Аватара пользователя


Зарегистрирован: 03 май 2017, 17:53
Сообщений: 22049
Медали: 53
Cпасибо сказано: 866
Спасибо получено:
19268 раз в 11997 сообщениях
Магическое направление:: Астрология, Рунология
Очков репутации: 70098

Добавить
Глава II Состояние исследований роли норманнов в генезисе Древнерусского государстваi

Проблема норманнов на Руси более сложна для исследования, чем в Польше. Объективную трудность составляет состояние источников, которые хотя и многочисленны, и разнообразны, но не являются ни полностью достоверными, ни точными, ни согласующимися друг с другом. Они свидетельствуют о присутствии норманнов в Восточной Европе, но не говорят о формах и масштабах их деятельности на этой территории. К этому добавляются субъективные трудности: предубеждение исследователей, которое так ярко проявилось в постановке и решении норманнского вопроса на польской почве. В дискуссии по норманнской проблеме на Руси можно заметить определенную эволюцию, выражающуюся в перемене ролей: в XIX в. субъективные моменты были особенно сильны среди противников норманнской теории, которые доходили до отрицания присутствия скандинавов в Восточной Европе вопреки очевидным свидетельствам источников; однако с прогрессом источниковедения, а также расширением круга данных, особенно археологических, антинорманисты, защищавшие свою концепцию в модернизированной форме (признавая присутствие норманнов на Руси), находили все более веские доводы; в то же время для норманистов характерно было все более упорное нежелание пересмотреть положения, определенные историографической традицией и продиктованные в значительной степени a priori усвоенным взглядом о неспособности и неготовности славян к созданию собственного государства.

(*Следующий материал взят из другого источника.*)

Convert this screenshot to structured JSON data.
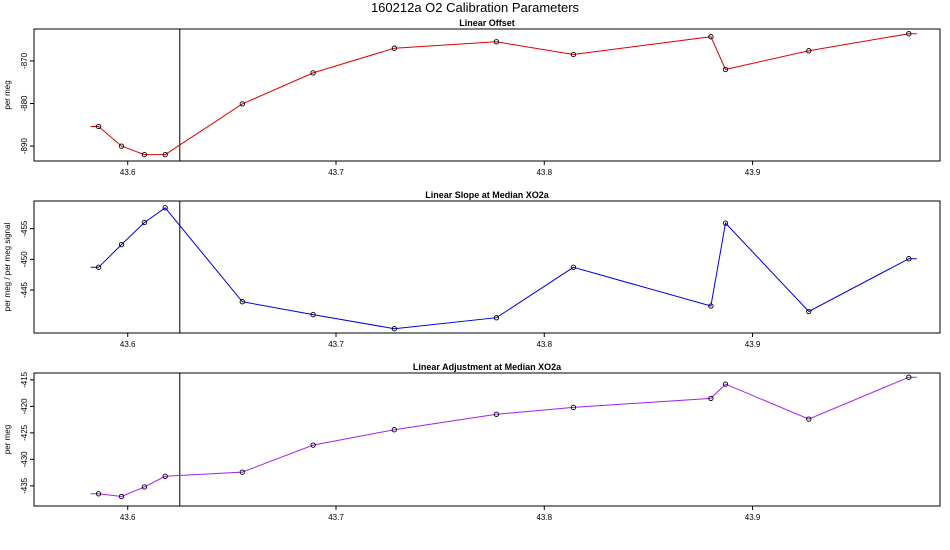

Мы не собираемся заниматься подробным анализом специальной литературы, которая насчитывает сотни названий. От этого нас освобождают уже существующие многочисленные обзоры норманнской проблемы, среди них самый обширный — В. А. Мошина1, а также тот факт, что не все эти работы имеют историографическую ценность. Ограничимся характеристикой лишь важнейших этапов и спорных моментов, а также существенных достижений в историографии.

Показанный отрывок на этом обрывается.